- Interactive map of Golden Heights, Florida
- Coordinates: 26°8′47″N 80°10′39″W﻿ / ﻿26.14639°N 80.17750°W
- Country: United States
- State: Florida
- County: Broward

Area
- • Total: 0.039 sq mi (0.1 km^{2})
- • Land: 0.039 sq mi (0.1 km^{2})
- • Water: 0 sq mi (0.0 km^{2})

Population (2000)
- • Total: 501
- • Density: 9,832/sq mi (3,796.3/km^{2})
- Time zone: UTC-5 (Eastern (EST))
- • Summer (DST): UTC-4 (EDT)
- FIPS code: 12-26425

= Golden Heights, Florida =

Golden Heights was a census-designated place (CDP) in Broward County, Florida, United States. It is now a neighborhood in the City of Fort Lauderdale. The population was 501 at the 2000 census.

==Geography==
Golden Heights is located at (26.146363, -80.177617).

According to the United States Census Bureau, the CDP has a total area of 0.1 km2, all land.

==Demographics==

Golden Heights CDP, Florida – Racial and ethnic composition Note: the US Census treats Hispanic/Latino as an ethnic category. This table excludes Latinos from the racial categories and assigns them to a separate category. Hispanics/Latinos may be of any race.
| Race / Ethnicity (NH = Non-Hispanic) | Pop 2000 | 2000 |
|---|---|---|
| White alone (NH) | 7 | 1.40% |
| Black or African American alone (NH) | 469 | 93.61% |
| Native American or Alaska Native alone (NH) | 0 | 0.00% |
| Asian alone (NH) | 6 | 1.20% |
| Native Hawaiian or Pacific Islander alone (NH) | 0 | 0.00% |
| Other race alone (NH) | 0 | 0.00% |
| Mixed race or Multiracial (NH) | 17 | 3.39% |
| Hispanic or Latino (any race) | 2 | 0.40% |
| Total | 501 | 100.00% |

As of the census of 2000, there were 501 people, 176 households, and 121 families residing in the CDP. The population density was 3,868.7 /km2. There were 185 housing units at an average density of 1,428.6 /km2. The racial makeup of the CDP was 1.40% White, 94.01% African American, 1.20% Asian, and 3.39% from two or more races. Hispanic or Latino of any race were 0.40% of the population.
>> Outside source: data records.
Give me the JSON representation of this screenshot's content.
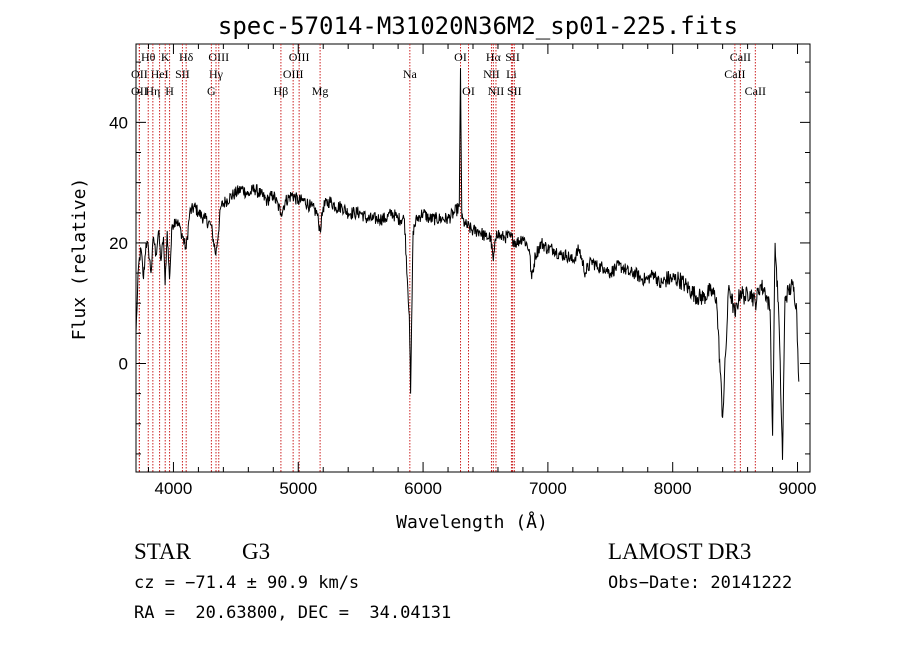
{
  "chart_data": {
    "type": "line",
    "title": "spec-57014-M31020N36M2_sp01-225.fits",
    "xlabel": "Wavelength (Å)",
    "ylabel": "Flux (relative)",
    "xlim": [
      3700,
      9100
    ],
    "ylim": [
      -18,
      53
    ],
    "x_ticks": [
      4000,
      5000,
      6000,
      7000,
      8000,
      9000
    ],
    "y_ticks": [
      0,
      20,
      40
    ],
    "grid": false,
    "line_color": "#000000",
    "marker_color": "#cc2222",
    "series": [
      {
        "x": [
          3700,
          3720,
          3740,
          3760,
          3780,
          3800,
          3820,
          3840,
          3860,
          3880,
          3900,
          3920,
          3933,
          3950,
          3968,
          3990,
          4020,
          4060,
          4102,
          4130,
          4170,
          4200,
          4250,
          4300,
          4340,
          4380,
          4420,
          4480,
          4550,
          4600,
          4650,
          4700,
          4750,
          4800,
          4861,
          4900,
          4950,
          5000,
          5050,
          5100,
          5150,
          5175,
          5200,
          5250,
          5300,
          5350,
          5400,
          5450,
          5500,
          5550,
          5600,
          5650,
          5700,
          5750,
          5800,
          5850,
          5890,
          5900,
          5920,
          5950,
          6000,
          6050,
          6100,
          6150,
          6200,
          6250,
          6290,
          6300,
          6310,
          6340,
          6400,
          6450,
          6500,
          6540,
          6563,
          6590,
          6620,
          6650,
          6700,
          6750,
          6800,
          6850,
          6870,
          6900,
          6950,
          7000,
          7050,
          7100,
          7150,
          7200,
          7250,
          7300,
          7350,
          7400,
          7450,
          7500,
          7550,
          7600,
          7650,
          7700,
          7750,
          7800,
          7850,
          7900,
          7950,
          8000,
          8050,
          8100,
          8150,
          8200,
          8250,
          8300,
          8350,
          8400,
          8450,
          8498,
          8542,
          8580,
          8620,
          8662,
          8700,
          8740,
          8780,
          8800,
          8820,
          8850,
          8880,
          8900,
          8930,
          8960,
          8990,
          9010
        ],
        "values": [
          5,
          16,
          19,
          14,
          20,
          19,
          15,
          21,
          18,
          22,
          17,
          21,
          13,
          22,
          14,
          23,
          24,
          22,
          19,
          25,
          26,
          25,
          24,
          23,
          18,
          26,
          27,
          28,
          29,
          28,
          29,
          28,
          27,
          28,
          25,
          27,
          28,
          27,
          27,
          26,
          25,
          22,
          26,
          27,
          26,
          26,
          25,
          25,
          25,
          24,
          24,
          24,
          24,
          25,
          24,
          24,
          8,
          -5,
          22,
          24,
          25,
          24,
          24,
          24,
          24,
          25,
          26,
          49,
          24,
          23,
          22,
          22,
          21,
          21,
          17,
          22,
          21,
          21,
          21,
          20,
          21,
          19,
          14,
          18,
          20,
          19,
          19,
          18,
          18,
          17,
          19,
          15,
          17,
          16,
          16,
          15,
          16,
          16,
          15,
          15,
          14,
          14,
          15,
          13,
          14,
          14,
          14,
          13,
          12,
          11,
          11,
          12,
          11,
          -9,
          13,
          8,
          12,
          11,
          12,
          10,
          13,
          12,
          9,
          -12,
          20,
          8,
          -16,
          11,
          12,
          13,
          10,
          -3
        ]
      }
    ],
    "line_markers": [
      {
        "label": "Hθ",
        "x": 3798,
        "row": 0
      },
      {
        "label": "OII",
        "x": 3727,
        "row": 1
      },
      {
        "label": "OII",
        "x": 3727,
        "row": 2
      },
      {
        "label": "K",
        "x": 3934,
        "row": 0
      },
      {
        "label": "HeI",
        "x": 3889,
        "row": 1
      },
      {
        "label": "Hη",
        "x": 3835,
        "row": 2
      },
      {
        "label": "Hδ",
        "x": 4102,
        "row": 0
      },
      {
        "label": "SII",
        "x": 4072,
        "row": 1
      },
      {
        "label": "H",
        "x": 3969,
        "row": 2
      },
      {
        "label": "OIII",
        "x": 4363,
        "row": 0
      },
      {
        "label": "Hγ",
        "x": 4341,
        "row": 1
      },
      {
        "label": "G",
        "x": 4304,
        "row": 2
      },
      {
        "label": "OIII",
        "x": 5007,
        "row": 0
      },
      {
        "label": "OIII",
        "x": 4959,
        "row": 1
      },
      {
        "label": "Hβ",
        "x": 4861,
        "row": 2
      },
      {
        "label": "Mg",
        "x": 5175,
        "row": 2
      },
      {
        "label": "Na",
        "x": 5894,
        "row": 1
      },
      {
        "label": "OI",
        "x": 6300,
        "row": 0
      },
      {
        "label": "OI",
        "x": 6364,
        "row": 2
      },
      {
        "label": "Hα",
        "x": 6563,
        "row": 0
      },
      {
        "label": "SII",
        "x": 6717,
        "row": 0
      },
      {
        "label": "NII",
        "x": 6548,
        "row": 1
      },
      {
        "label": "Li",
        "x": 6708,
        "row": 1
      },
      {
        "label": "NII",
        "x": 6584,
        "row": 2
      },
      {
        "label": "SII",
        "x": 6731,
        "row": 2
      },
      {
        "label": "CaII",
        "x": 8542,
        "row": 0
      },
      {
        "label": "CaII",
        "x": 8498,
        "row": 1
      },
      {
        "label": "CaII",
        "x": 8662,
        "row": 2
      }
    ]
  },
  "footer": {
    "object_class": "STAR",
    "subclass": "G3",
    "survey": "LAMOST DR3",
    "redshift_line": "cz = −71.4 ± 90.9 km/s",
    "obs_date_line": "Obs−Date: 20141222",
    "coords_line": "RA =  20.63800, DEC =  34.04131"
  }
}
There were 176 households, out of which 19.3% had children under the age of 18 living with them, 30.7% were married couples living together, 29.5% had a female householder with no husband present, and 30.7% were non-families. 24.4% of all households were made up of individuals, and 14.2% had someone living alone who was 65 years of age or older. The average household size was 2.85 and the average family size was 3.37.

In the CDP, the population was spread out, with 25.3% under the age of 18, 6.0% from 18 to 24, 25.5% from 25 to 44, 20.0% from 45 to 64, and 23.2% who were 65 years of age or older. The median age was 40 years. For every 100 females, there were 89.1 males. For every 100 females age 18 and over, there were 78.9 males.

The median income for a household in the CDP was $41,641, and the median income for a family was $34,250. Males had a median income of $28,824 versus $31,111 for females. The per capita income for the CDP was $15,443. About 10.9% of families and 11.6% of the population were below the poverty line, including 21.6% of those under age 18 and 8.1% of those age 65 or over.

As of 2000, 100% of the population spoke English as a first language.